For Bragg, UN Climate’s tweet sets the stage for where its secretariat stands on the issue, despite repeated calls for action by governments and NGOs.
He added: “As we move forward with climate action, we can’t forget the past of a corporation like Shell.”
‘Hypocrisy’: Shell’s environmental and human rights record
UN Climate also came under fire for promoting Shell in spite of the company’s poor environmental and human rights record.
In the courts, Shell and oil major Eni are facing prosecution for alleged bribery in connection with a $1.3bn payment to gain control of a Nigeria oil field in one of the biggest corruption trials in the energy industry for years.
Akinbode Oluwafemi, deputy secretary director of the Nigerian NGO Environmental Rights Action, works in the Niger Delta region where communities are fighting Shell to clean up the pollution of a major oil spill which happened a decade ago.

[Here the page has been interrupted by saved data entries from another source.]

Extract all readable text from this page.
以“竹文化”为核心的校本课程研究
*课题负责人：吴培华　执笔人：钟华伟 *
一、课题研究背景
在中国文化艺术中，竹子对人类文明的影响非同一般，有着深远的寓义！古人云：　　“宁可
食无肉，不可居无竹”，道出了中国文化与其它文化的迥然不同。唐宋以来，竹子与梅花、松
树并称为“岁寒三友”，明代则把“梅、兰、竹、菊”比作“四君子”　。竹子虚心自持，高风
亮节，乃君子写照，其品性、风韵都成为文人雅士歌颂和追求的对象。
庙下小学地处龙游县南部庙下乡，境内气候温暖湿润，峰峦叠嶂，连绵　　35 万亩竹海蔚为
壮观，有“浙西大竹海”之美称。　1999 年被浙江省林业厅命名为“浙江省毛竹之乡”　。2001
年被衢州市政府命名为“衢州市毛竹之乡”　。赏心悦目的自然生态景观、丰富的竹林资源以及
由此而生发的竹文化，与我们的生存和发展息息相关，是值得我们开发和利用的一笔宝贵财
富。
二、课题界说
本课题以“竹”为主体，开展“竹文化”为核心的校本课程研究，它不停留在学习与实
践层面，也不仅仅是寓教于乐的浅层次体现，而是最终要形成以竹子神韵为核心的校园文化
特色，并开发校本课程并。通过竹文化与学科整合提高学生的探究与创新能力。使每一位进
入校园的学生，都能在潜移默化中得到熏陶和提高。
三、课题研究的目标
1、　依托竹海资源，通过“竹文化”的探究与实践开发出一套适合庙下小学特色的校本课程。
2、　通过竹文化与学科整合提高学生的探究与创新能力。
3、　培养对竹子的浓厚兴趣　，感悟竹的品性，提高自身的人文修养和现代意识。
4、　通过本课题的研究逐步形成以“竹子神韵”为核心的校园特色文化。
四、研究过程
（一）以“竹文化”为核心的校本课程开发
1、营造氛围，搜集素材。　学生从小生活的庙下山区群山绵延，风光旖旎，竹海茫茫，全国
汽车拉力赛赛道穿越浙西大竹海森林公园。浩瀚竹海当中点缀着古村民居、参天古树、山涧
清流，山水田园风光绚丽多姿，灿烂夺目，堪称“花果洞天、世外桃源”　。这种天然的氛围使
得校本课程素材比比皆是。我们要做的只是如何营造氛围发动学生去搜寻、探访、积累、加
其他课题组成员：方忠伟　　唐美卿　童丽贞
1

For Oluwafemi, UN Climate’s visible support for Shell is unacceptable. Denouncing Shell’s “hypocrisy”, he said: “It is not this sort of greenwashing and the publication of glossy reports that is going to solve global warming.”
“This is extremely opportunist and turning the global community’s attention away from what the company’s activities really are.
“We are now talking about this report when people are still dying in the Niger Delta, living in ongoing pollution and suffering from diseases. What Shell needs to do for the world to take them seriously is to stop pollution and human rights abuses.
“But in the Niger Delta, we have no reasons to trust them,” he added.
In a report published last month, Amnesty International pointed to “evidence of serious negligence” by Shell claiming the oil giant was taking “weeks to respond to reports of spills and publishing misleading information about the cause and severity of spills, which may result in communities not receiving compensation”.
Oluwafemi called for UN Climate to immediately adopt a set of guidelines about conflict of interest and to “kick out” big polluters such as Shell out of the UN negotiation process.
UN Climate did not respond to DeSmog UK’s request for comment.
Shell’s forecast
Big oil companies have set out their visions for the future of energy use before.
Yet, forecasts have repeatedly under-estimated the scale of action required to avoid dangerous warming.
Shell has been no different. Scenarios published by the company in 2013 would have seen warming far in excess of the internationally agreed limit of two degrees.
Commenting on Shell’s latest scenario, energy experts said the company’s projections would still seetemperatures rise to around 1.7-1.8C, above the Paris Agreement’s aspirational 1.5C goal.
Moreover, Shell says that achieving the two degree target probably means sucking carbon dioxide out of the atmosphere using technology called carbon capture and storage, which remains unproven at scale today.